Objectives: To evaluate the effects of withdrawal or continuation of statins in people with dementia on: cognitive outcomes, adverse events, behavioural and functional outcomes, mortality, quality of life, vascular morbidity, and healthcare costs.
Search methods: We searched ALOIS (medicine.ox.ac.uk/alois/), the Cochrane Dementia and Cognitive Improvement Group Specialised Register on 11 February 2016. We also ran additional searches in MEDLINE, EMBASE, PsycINFO, CINAHL, Clinical.Trials.gov and the WHO Portal/ICTRP on 11 February 2016, to ensure that the searches were as comprehensive and as up-to-date as possible.

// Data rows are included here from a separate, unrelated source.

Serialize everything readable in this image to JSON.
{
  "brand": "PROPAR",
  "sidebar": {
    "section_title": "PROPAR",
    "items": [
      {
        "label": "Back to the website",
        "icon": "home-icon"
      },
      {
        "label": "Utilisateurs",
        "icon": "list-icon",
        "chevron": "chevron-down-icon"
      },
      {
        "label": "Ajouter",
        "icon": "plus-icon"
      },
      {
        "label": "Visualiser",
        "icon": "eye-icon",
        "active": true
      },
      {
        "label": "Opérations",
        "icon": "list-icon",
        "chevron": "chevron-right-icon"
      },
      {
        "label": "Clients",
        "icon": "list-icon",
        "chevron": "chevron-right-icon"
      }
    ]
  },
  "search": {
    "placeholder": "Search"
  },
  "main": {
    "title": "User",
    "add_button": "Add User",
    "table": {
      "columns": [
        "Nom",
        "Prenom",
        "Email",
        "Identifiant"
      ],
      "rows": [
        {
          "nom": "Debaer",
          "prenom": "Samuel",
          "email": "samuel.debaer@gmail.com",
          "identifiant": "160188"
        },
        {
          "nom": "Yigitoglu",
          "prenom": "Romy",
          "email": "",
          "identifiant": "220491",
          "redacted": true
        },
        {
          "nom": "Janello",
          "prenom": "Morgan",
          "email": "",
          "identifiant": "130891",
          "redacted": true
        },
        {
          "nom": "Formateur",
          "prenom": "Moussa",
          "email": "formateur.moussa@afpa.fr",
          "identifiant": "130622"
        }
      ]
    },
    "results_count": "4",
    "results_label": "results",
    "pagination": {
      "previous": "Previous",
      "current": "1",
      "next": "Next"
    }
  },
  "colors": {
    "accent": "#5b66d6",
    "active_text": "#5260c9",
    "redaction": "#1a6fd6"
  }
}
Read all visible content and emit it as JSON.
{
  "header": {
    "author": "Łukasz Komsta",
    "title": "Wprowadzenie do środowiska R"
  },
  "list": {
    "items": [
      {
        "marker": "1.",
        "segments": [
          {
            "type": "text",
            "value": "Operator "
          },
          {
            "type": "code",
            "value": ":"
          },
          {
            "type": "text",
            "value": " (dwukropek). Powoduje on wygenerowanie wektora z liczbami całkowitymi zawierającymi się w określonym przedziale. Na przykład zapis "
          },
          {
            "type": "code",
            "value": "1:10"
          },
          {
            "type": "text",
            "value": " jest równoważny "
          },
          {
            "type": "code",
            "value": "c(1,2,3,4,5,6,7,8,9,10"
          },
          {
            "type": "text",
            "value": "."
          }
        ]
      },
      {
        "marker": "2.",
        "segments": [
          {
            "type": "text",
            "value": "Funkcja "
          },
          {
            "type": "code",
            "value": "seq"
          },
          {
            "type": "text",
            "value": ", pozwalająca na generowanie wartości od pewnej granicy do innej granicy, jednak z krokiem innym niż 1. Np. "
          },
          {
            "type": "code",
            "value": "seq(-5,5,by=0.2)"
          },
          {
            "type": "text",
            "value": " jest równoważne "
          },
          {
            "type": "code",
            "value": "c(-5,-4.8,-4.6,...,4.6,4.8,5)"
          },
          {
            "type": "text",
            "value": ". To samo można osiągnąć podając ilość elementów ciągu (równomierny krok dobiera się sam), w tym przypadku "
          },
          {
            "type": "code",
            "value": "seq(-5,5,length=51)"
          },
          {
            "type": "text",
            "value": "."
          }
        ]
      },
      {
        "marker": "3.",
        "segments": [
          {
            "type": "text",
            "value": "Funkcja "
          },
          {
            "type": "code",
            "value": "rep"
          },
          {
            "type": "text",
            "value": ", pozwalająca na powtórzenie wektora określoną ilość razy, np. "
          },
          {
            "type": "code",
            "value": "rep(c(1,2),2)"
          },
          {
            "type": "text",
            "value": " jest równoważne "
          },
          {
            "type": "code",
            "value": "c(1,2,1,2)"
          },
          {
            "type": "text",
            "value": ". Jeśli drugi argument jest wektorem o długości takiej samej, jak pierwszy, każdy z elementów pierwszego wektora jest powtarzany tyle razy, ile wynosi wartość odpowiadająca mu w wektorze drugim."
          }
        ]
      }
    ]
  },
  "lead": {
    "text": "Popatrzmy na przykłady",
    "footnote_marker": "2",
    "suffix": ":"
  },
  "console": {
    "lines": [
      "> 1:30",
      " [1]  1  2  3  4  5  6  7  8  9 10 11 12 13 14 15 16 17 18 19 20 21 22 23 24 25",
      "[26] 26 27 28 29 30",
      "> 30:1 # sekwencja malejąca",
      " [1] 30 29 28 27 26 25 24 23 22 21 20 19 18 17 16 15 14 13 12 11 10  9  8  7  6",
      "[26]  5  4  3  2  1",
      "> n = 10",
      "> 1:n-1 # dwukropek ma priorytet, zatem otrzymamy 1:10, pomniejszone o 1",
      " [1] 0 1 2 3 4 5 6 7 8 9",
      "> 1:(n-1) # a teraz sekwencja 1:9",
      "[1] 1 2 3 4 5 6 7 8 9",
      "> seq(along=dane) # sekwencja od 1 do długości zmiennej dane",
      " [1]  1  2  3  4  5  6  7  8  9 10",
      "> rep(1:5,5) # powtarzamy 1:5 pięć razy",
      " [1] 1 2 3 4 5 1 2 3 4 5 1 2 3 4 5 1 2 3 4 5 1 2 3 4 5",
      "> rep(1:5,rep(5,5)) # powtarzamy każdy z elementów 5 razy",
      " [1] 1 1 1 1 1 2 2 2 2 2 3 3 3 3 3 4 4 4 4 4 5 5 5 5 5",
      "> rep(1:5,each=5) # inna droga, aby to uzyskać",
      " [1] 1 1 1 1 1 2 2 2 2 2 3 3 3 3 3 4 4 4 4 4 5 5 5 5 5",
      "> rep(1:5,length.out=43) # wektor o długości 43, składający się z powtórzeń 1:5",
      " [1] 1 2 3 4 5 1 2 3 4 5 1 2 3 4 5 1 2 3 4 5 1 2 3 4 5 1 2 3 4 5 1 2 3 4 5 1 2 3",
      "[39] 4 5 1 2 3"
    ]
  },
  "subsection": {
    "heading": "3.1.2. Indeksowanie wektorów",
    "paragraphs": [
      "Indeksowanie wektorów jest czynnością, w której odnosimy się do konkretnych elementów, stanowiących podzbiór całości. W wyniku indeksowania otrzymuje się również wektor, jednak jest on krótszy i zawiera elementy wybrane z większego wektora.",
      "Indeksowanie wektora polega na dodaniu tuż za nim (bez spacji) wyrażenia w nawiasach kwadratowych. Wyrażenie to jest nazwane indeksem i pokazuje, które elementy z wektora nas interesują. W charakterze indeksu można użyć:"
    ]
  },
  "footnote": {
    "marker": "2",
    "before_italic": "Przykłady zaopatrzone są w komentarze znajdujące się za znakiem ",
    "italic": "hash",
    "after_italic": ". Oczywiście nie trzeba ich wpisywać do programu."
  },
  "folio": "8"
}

Selection criteria: We included all randomised, controlled clinical trials with either a placebo or 'no treatment' control group. We applied no language restrictions.
Data collection and analysis: Two review authors independently assessed whether potentially relevant studies met the inclusion criteria, using standard methodological procedures expected by Cochrane. We found no studies suitable for inclusion therefore analysed no data.
Main results: The search strategy identified 28 unique references, all of which were excluded.
Authors' conclusions: We found no evidence to enable us to make an informed decision about statin withdrawal in dementia. Randomised controlled studies need to be conducted to assess cognitive and other effects of statins in participants with dementia, especially when the disease is advanced.